Alpha Omega M.D. – Episode #208
…the war will be killin’ two ways; if a bullet don’t get ya, the flu will…
During a day of work in early September at Florida A&M Hospital, an institution that he has helped to grow, from modest beginnings to respectability, A.O. attends a staff meeting concerning the sudden outbreak of influenza. Miss Virginia Hilyer supervises a stable of promising young doctors at this mostly black college facility and she is determined to get a handle on the cause of this spreading calamity, utilizing research labs to isolate what they think is an offending bacteria.
She says there is reason for alarm. Not only is this strain deadly, but it kills in a single day, taking down those considered the strongest, vital men and women in their 20’s. It has migrated out of the Orient, as do most flues, making a devastating stopover in Spain, leaving but a small percentage of its population untouched, before making port at Boston in late August. It seems that the increased coming and goings across the Big Pond, with the war as the cause, has
provided the disease a virulent conduit… and it is spreading like a wildfire in the jack pine forests native to the Florida panhandle; tinder dry underbrush feeding sappy needles, fanned by Gulf breezes.

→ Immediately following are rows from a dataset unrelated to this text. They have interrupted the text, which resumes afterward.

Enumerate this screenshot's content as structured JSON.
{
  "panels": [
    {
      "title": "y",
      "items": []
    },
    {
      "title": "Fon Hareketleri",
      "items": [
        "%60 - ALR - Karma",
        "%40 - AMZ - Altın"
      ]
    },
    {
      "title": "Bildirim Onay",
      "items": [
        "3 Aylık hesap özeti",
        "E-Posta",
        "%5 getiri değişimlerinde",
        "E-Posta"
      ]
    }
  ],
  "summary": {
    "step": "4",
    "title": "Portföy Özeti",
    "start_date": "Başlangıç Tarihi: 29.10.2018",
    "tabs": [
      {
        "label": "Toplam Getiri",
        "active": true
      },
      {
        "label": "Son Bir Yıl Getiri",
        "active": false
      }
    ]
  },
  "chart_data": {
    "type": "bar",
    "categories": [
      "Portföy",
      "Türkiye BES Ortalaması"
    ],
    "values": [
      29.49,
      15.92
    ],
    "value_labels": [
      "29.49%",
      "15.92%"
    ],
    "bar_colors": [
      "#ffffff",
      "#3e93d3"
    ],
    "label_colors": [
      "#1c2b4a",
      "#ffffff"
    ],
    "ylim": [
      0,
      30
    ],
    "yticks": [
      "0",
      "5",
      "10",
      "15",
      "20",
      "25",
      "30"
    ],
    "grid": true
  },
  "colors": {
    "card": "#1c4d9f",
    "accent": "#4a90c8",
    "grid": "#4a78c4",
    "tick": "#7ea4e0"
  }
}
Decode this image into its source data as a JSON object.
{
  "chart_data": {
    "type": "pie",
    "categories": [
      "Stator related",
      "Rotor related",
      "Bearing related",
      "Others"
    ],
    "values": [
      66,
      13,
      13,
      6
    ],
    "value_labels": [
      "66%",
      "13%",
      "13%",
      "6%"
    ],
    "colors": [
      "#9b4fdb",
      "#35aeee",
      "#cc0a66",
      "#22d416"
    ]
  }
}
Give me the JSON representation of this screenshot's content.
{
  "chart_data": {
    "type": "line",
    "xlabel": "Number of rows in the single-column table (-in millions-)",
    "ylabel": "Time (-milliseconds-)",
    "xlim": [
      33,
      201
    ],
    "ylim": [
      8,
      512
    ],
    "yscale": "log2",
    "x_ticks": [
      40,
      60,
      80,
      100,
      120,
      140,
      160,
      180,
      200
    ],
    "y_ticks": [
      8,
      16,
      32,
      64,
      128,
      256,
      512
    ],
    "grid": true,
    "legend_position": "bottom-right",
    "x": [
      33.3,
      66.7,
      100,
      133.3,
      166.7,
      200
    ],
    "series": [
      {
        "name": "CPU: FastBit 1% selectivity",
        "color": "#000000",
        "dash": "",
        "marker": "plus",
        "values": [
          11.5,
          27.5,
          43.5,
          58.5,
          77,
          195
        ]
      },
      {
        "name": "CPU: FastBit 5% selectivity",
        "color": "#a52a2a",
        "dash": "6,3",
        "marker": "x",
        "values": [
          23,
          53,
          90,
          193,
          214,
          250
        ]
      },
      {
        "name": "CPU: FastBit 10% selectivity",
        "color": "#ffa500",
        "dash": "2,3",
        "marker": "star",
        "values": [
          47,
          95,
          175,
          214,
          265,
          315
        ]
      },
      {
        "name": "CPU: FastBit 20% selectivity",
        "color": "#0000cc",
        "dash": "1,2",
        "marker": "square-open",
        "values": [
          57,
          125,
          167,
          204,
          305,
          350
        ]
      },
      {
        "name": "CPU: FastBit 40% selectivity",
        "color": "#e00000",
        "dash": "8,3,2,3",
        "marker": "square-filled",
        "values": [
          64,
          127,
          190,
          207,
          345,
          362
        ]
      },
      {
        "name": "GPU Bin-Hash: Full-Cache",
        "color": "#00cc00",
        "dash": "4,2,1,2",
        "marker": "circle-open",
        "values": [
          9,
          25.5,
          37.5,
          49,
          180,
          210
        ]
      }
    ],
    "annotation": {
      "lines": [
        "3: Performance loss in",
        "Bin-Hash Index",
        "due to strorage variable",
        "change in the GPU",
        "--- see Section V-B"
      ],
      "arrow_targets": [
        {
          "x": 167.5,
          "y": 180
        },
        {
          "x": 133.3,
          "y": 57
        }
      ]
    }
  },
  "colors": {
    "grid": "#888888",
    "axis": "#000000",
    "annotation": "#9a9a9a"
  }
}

“We are seein’ our first cases already and I’m not takin’ any chances. We are closing off the top floor. It will serve as an isolation ward for the whole county. I lost my mother to the plague in 1914 and I won’t be repeating New Orleans’ arrogant mistakes!” Miss Jennie, as she is known, is also on staff as one of the top career nurses in the nation, dedicated to the care of others, even to the expense of her own personal life.
No better example for a young physician than she; listen, attend, heal are her watchwords. And do not think that any of these qualities is lost on A.O. Campbell, who grew up watching the sternly skilled hands of Doc Ziggy work minor wonders, forever laced with compassion and kindness.

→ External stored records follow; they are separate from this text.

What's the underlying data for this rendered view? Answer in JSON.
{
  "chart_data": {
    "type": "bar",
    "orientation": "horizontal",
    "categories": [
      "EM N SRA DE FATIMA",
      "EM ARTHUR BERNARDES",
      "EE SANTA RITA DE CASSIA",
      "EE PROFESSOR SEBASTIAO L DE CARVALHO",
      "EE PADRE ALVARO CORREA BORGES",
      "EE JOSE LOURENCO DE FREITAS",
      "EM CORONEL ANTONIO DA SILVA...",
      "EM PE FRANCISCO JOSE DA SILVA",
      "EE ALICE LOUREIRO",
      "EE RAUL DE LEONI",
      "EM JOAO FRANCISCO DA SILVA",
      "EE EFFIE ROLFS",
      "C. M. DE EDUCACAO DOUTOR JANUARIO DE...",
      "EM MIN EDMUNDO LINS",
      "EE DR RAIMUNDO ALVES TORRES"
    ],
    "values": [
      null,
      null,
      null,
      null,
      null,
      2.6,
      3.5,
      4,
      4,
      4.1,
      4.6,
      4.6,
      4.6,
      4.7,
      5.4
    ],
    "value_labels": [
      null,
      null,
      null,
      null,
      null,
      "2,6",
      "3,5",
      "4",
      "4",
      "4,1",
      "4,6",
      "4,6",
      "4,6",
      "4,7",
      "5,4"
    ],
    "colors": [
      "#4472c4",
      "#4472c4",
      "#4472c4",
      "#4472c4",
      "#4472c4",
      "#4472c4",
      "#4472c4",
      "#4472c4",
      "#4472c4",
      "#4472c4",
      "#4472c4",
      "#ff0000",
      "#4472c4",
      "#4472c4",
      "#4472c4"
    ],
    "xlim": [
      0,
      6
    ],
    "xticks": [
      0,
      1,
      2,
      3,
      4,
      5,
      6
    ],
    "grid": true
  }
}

Before the sun can reach its zenith and much to Campbell’s dismay, two of the first admissions to the isolation ward are familiar to him, one ill leading the other for care. His mother-in-law and his mentor look as though they’ve been to hell and back, sweating bullets on a cool-ish late summer day.
“I’ll be caring for them, Miss Jennie—my kinfolk and such—that’s if you don’t mind?”
There is gravity to the request. “You may have to stay with them until it’s over,” she informs him, as they are led to the electric elevator, too delirious to recognize A.O.
“I’ll have them good as new in a day or so,” he thinks.
“I don’t think you understand. Them means all of them, two or two thousand. Once you are exposed, we can’t have you infecting the rest of Leon County.”
He hesitates for a moment, staring the subtle hazards of epidemic straight in the eye. It is staring back at him.
“Would you please go to my house and tell my Maggie that her mother and Ziggy are here and I’ll be caring for them… and anyone else who is struck down.” He has made up his mind. “Tell her not to go out of the house with the baby.”
“That is sound advice Doctor Campbell, somethin’ the whole world should do, but I have a feelin’ the war will be killin’ two ways; if a bullet don’t get ya, the flu will.”